Arbeitszeitgesetz, BMAS

Arbeitszeitgesetz: BMAS plant elektronische Dokumentation für Millionen

Veröffentlicht am: 18.08.2026 um 02:09 Uhr | Redaktion boerse-global.de

Der Referentenentwurf zur Arbeitszeitreform verpflichtet zur digitalen Zeiterfassung und sieht für kleinere Betriebe längere Umsetzungsfristen vor.

BMAS-Arbeitszeitreform: Elektronische Zeiterfassung und neue Übergangsfristen
Ein moderner, aufgeräumter Büroarbeitsplatz mit einem Laptop auf einem Schreibtisch bei natürlichem Tageslicht. Illustration mit AI erstellt übermittelt durch boerse-global.de

Das Bundesministerium für Arbeit und Soziales (BMAS) hat die Pläne für eine Reform des Arbeitszeitgesetzes weiter präzisiert. Ein im August 2026 aktualisierter Referentenentwurf konkretisiert die Anforderungen an die Dokumentation der Arbeitszeit und sieht Anpassungen bei den Flexibilisierungsspielräumen für Arbeitgeber und Arbeitnehmer vor.

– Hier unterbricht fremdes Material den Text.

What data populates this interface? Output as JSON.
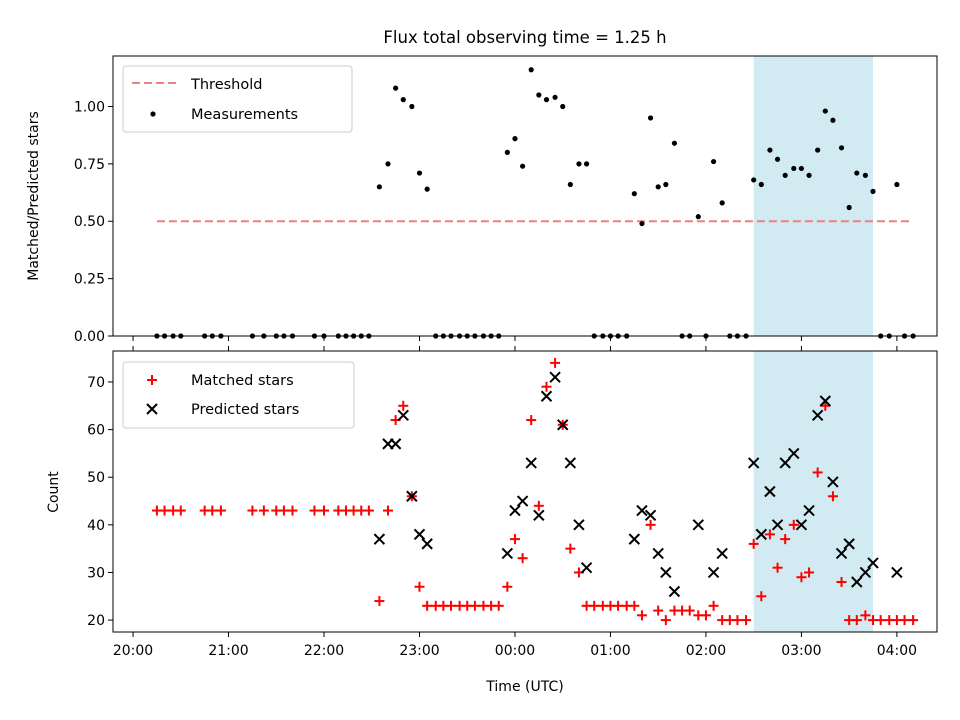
{
  "chart_data": [
    {
      "type": "scatter",
      "title": "Flux total observing time = 1.25 h",
      "ylabel": "Matched/Predicted stars",
      "xlabel": "",
      "ylim": [
        0,
        1.22
      ],
      "yticks": [
        0.0,
        0.25,
        0.5,
        0.75,
        1.0
      ],
      "ytick_labels": [
        "0.00",
        "0.25",
        "0.50",
        "0.75",
        "1.00"
      ],
      "x_unit": "hours since 20:00 UTC",
      "xlim": [
        -0.21,
        8.42
      ],
      "highlight_span": [
        6.5,
        7.75
      ],
      "highlight_color": "#add8e6",
      "grid": false,
      "legend_position": "upper-left",
      "legend": [
        {
          "label": "Threshold",
          "color": "#f08080",
          "style": "dashed"
        },
        {
          "label": "Measurements",
          "color": "#000000",
          "style": "dot"
        }
      ],
      "threshold": {
        "y": 0.5,
        "x_start": 0.25,
        "x_end": 8.15,
        "color": "#f08080"
      },
      "measurements": [
        [
          0.25,
          0
        ],
        [
          0.33,
          0
        ],
        [
          0.42,
          0
        ],
        [
          0.5,
          0
        ],
        [
          0.75,
          0
        ],
        [
          0.83,
          0
        ],
        [
          0.92,
          0
        ],
        [
          1.25,
          0
        ],
        [
          1.37,
          0
        ],
        [
          1.5,
          0
        ],
        [
          1.58,
          0
        ],
        [
          1.67,
          0
        ],
        [
          1.9,
          0
        ],
        [
          2.0,
          0
        ],
        [
          2.15,
          0
        ],
        [
          2.23,
          0
        ],
        [
          2.31,
          0
        ],
        [
          2.39,
          0
        ],
        [
          2.47,
          0
        ],
        [
          2.58,
          0.65
        ],
        [
          2.67,
          0.75
        ],
        [
          2.75,
          1.08
        ],
        [
          2.83,
          1.03
        ],
        [
          2.92,
          1.0
        ],
        [
          3.0,
          0.71
        ],
        [
          3.08,
          0.64
        ],
        [
          3.17,
          0
        ],
        [
          3.25,
          0
        ],
        [
          3.33,
          0
        ],
        [
          3.42,
          0
        ],
        [
          3.5,
          0
        ],
        [
          3.58,
          0
        ],
        [
          3.67,
          0
        ],
        [
          3.75,
          0
        ],
        [
          3.83,
          0
        ],
        [
          3.92,
          0.8
        ],
        [
          4.0,
          0.86
        ],
        [
          4.08,
          0.74
        ],
        [
          4.17,
          1.16
        ],
        [
          4.25,
          1.05
        ],
        [
          4.33,
          1.03
        ],
        [
          4.42,
          1.04
        ],
        [
          4.5,
          1.0
        ],
        [
          4.58,
          0.66
        ],
        [
          4.67,
          0.75
        ],
        [
          4.75,
          0.75
        ],
        [
          4.83,
          0
        ],
        [
          4.92,
          0
        ],
        [
          5.0,
          0
        ],
        [
          5.08,
          0
        ],
        [
          5.17,
          0
        ],
        [
          5.25,
          0.62
        ],
        [
          5.33,
          0.49
        ],
        [
          5.42,
          0.95
        ],
        [
          5.5,
          0.65
        ],
        [
          5.58,
          0.66
        ],
        [
          5.67,
          0.84
        ],
        [
          5.75,
          0
        ],
        [
          5.83,
          0
        ],
        [
          5.92,
          0.52
        ],
        [
          6.0,
          0
        ],
        [
          6.08,
          0.76
        ],
        [
          6.17,
          0.58
        ],
        [
          6.25,
          0
        ],
        [
          6.33,
          0
        ],
        [
          6.42,
          0
        ],
        [
          6.5,
          0.68
        ],
        [
          6.58,
          0.66
        ],
        [
          6.67,
          0.81
        ],
        [
          6.75,
          0.77
        ],
        [
          6.83,
          0.7
        ],
        [
          6.92,
          0.73
        ],
        [
          7.0,
          0.73
        ],
        [
          7.08,
          0.7
        ],
        [
          7.17,
          0.81
        ],
        [
          7.25,
          0.98
        ],
        [
          7.33,
          0.94
        ],
        [
          7.42,
          0.82
        ],
        [
          7.5,
          0.56
        ],
        [
          7.58,
          0.71
        ],
        [
          7.67,
          0.7
        ],
        [
          7.75,
          0.63
        ],
        [
          7.83,
          0
        ],
        [
          7.92,
          0
        ],
        [
          8.0,
          0.66
        ],
        [
          8.08,
          0
        ],
        [
          8.17,
          0
        ]
      ]
    },
    {
      "type": "scatter",
      "title": "",
      "ylabel": "Count",
      "xlabel": "Time (UTC)",
      "ylim": [
        17.5,
        76.5
      ],
      "yticks": [
        20,
        30,
        40,
        50,
        60,
        70
      ],
      "ytick_labels": [
        "20",
        "30",
        "40",
        "50",
        "60",
        "70"
      ],
      "x_unit": "hours since 20:00 UTC",
      "xlim": [
        -0.21,
        8.42
      ],
      "xticks": [
        0,
        1,
        2,
        3,
        4,
        5,
        6,
        7,
        8
      ],
      "xtick_labels": [
        "20:00",
        "21:00",
        "22:00",
        "23:00",
        "00:00",
        "01:00",
        "02:00",
        "03:00",
        "04:00"
      ],
      "highlight_span": [
        6.5,
        7.75
      ],
      "highlight_color": "#add8e6",
      "grid": false,
      "legend_position": "upper-left",
      "series": [
        {
          "name": "Matched stars",
          "color": "#ff0000",
          "marker": "plus",
          "points": [
            [
              0.25,
              43
            ],
            [
              0.33,
              43
            ],
            [
              0.42,
              43
            ],
            [
              0.5,
              43
            ],
            [
              0.75,
              43
            ],
            [
              0.83,
              43
            ],
            [
              0.92,
              43
            ],
            [
              1.25,
              43
            ],
            [
              1.37,
              43
            ],
            [
              1.5,
              43
            ],
            [
              1.58,
              43
            ],
            [
              1.67,
              43
            ],
            [
              1.9,
              43
            ],
            [
              2.0,
              43
            ],
            [
              2.15,
              43
            ],
            [
              2.23,
              43
            ],
            [
              2.31,
              43
            ],
            [
              2.39,
              43
            ],
            [
              2.47,
              43
            ],
            [
              2.58,
              24
            ],
            [
              2.67,
              43
            ],
            [
              2.75,
              62
            ],
            [
              2.83,
              65
            ],
            [
              2.92,
              46
            ],
            [
              3.0,
              27
            ],
            [
              3.08,
              23
            ],
            [
              3.17,
              23
            ],
            [
              3.25,
              23
            ],
            [
              3.33,
              23
            ],
            [
              3.42,
              23
            ],
            [
              3.5,
              23
            ],
            [
              3.58,
              23
            ],
            [
              3.67,
              23
            ],
            [
              3.75,
              23
            ],
            [
              3.83,
              23
            ],
            [
              3.92,
              27
            ],
            [
              4.0,
              37
            ],
            [
              4.08,
              33
            ],
            [
              4.17,
              62
            ],
            [
              4.25,
              44
            ],
            [
              4.33,
              69
            ],
            [
              4.42,
              74
            ],
            [
              4.5,
              61
            ],
            [
              4.58,
              35
            ],
            [
              4.67,
              30
            ],
            [
              4.75,
              23
            ],
            [
              4.83,
              23
            ],
            [
              4.92,
              23
            ],
            [
              5.0,
              23
            ],
            [
              5.08,
              23
            ],
            [
              5.17,
              23
            ],
            [
              5.25,
              23
            ],
            [
              5.33,
              21
            ],
            [
              5.42,
              40
            ],
            [
              5.5,
              22
            ],
            [
              5.58,
              20
            ],
            [
              5.67,
              22
            ],
            [
              5.75,
              22
            ],
            [
              5.83,
              22
            ],
            [
              5.92,
              21
            ],
            [
              6.0,
              21
            ],
            [
              6.08,
              23
            ],
            [
              6.17,
              20
            ],
            [
              6.25,
              20
            ],
            [
              6.33,
              20
            ],
            [
              6.42,
              20
            ],
            [
              6.5,
              36
            ],
            [
              6.58,
              25
            ],
            [
              6.67,
              38
            ],
            [
              6.75,
              31
            ],
            [
              6.83,
              37
            ],
            [
              6.92,
              40
            ],
            [
              7.0,
              29
            ],
            [
              7.08,
              30
            ],
            [
              7.17,
              51
            ],
            [
              7.25,
              65
            ],
            [
              7.33,
              46
            ],
            [
              7.42,
              28
            ],
            [
              7.5,
              20
            ],
            [
              7.58,
              20
            ],
            [
              7.67,
              21
            ],
            [
              7.75,
              20
            ],
            [
              7.83,
              20
            ],
            [
              7.92,
              20
            ],
            [
              8.0,
              20
            ],
            [
              8.08,
              20
            ],
            [
              8.17,
              20
            ]
          ]
        },
        {
          "name": "Predicted stars",
          "color": "#000000",
          "marker": "x",
          "points": [
            [
              2.58,
              37
            ],
            [
              2.67,
              57
            ],
            [
              2.75,
              57
            ],
            [
              2.83,
              63
            ],
            [
              2.92,
              46
            ],
            [
              3.0,
              38
            ],
            [
              3.08,
              36
            ],
            [
              3.92,
              34
            ],
            [
              4.0,
              43
            ],
            [
              4.08,
              45
            ],
            [
              4.17,
              53
            ],
            [
              4.25,
              42
            ],
            [
              4.33,
              67
            ],
            [
              4.42,
              71
            ],
            [
              4.5,
              61
            ],
            [
              4.58,
              53
            ],
            [
              4.67,
              40
            ],
            [
              4.75,
              31
            ],
            [
              5.25,
              37
            ],
            [
              5.33,
              43
            ],
            [
              5.42,
              42
            ],
            [
              5.5,
              34
            ],
            [
              5.58,
              30
            ],
            [
              5.67,
              26
            ],
            [
              5.92,
              40
            ],
            [
              6.08,
              30
            ],
            [
              6.17,
              34
            ],
            [
              6.5,
              53
            ],
            [
              6.58,
              38
            ],
            [
              6.67,
              47
            ],
            [
              6.75,
              40
            ],
            [
              6.83,
              53
            ],
            [
              6.92,
              55
            ],
            [
              7.0,
              40
            ],
            [
              7.08,
              43
            ],
            [
              7.17,
              63
            ],
            [
              7.25,
              66
            ],
            [
              7.33,
              49
            ],
            [
              7.42,
              34
            ],
            [
              7.5,
              36
            ],
            [
              7.58,
              28
            ],
            [
              7.67,
              30
            ],
            [
              7.75,
              32
            ],
            [
              8.0,
              30
            ]
          ]
        }
      ]
    }
  ]
}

Im Zentrum der Neuregelung steht die Verpflichtung zur elektronischen Dokumentation, die den Arbeitsschutz in einer digitalisierten Arbeitswelt stärken soll.

Elektronische Aufzeichnungspflicht und Dokumentationsregeln

Der aktuelle Entwurf sieht vor, dass Arbeitgeber künftig verpflichtet werden, Beginn, Ende und die gesamte Dauer der täglichen Arbeitszeit ihrer Beschäftigten elektronisch aufzuzeichnen. Diese Aufzeichnungen müssen laut den Plänen des Bundesministeriums für Arbeit und Soziales für einen Zeitraum von zwei Jahren aufbewahrt werden.

Ein wesentlicher Punkt der Reform betrifft die Vertrauensarbeitszeit. Diese bleibe zwar weiterhin als Arbeitsmodell möglich, unterliege jedoch künftig einer strikten Dokumentationspflicht. Damit soll sichergestellt werden, dass auch bei flexiblen Arbeitszeitmodellen die gesetzlichen Höchstgrenzen und Ruhezeiten nachvollziehbar bleiben.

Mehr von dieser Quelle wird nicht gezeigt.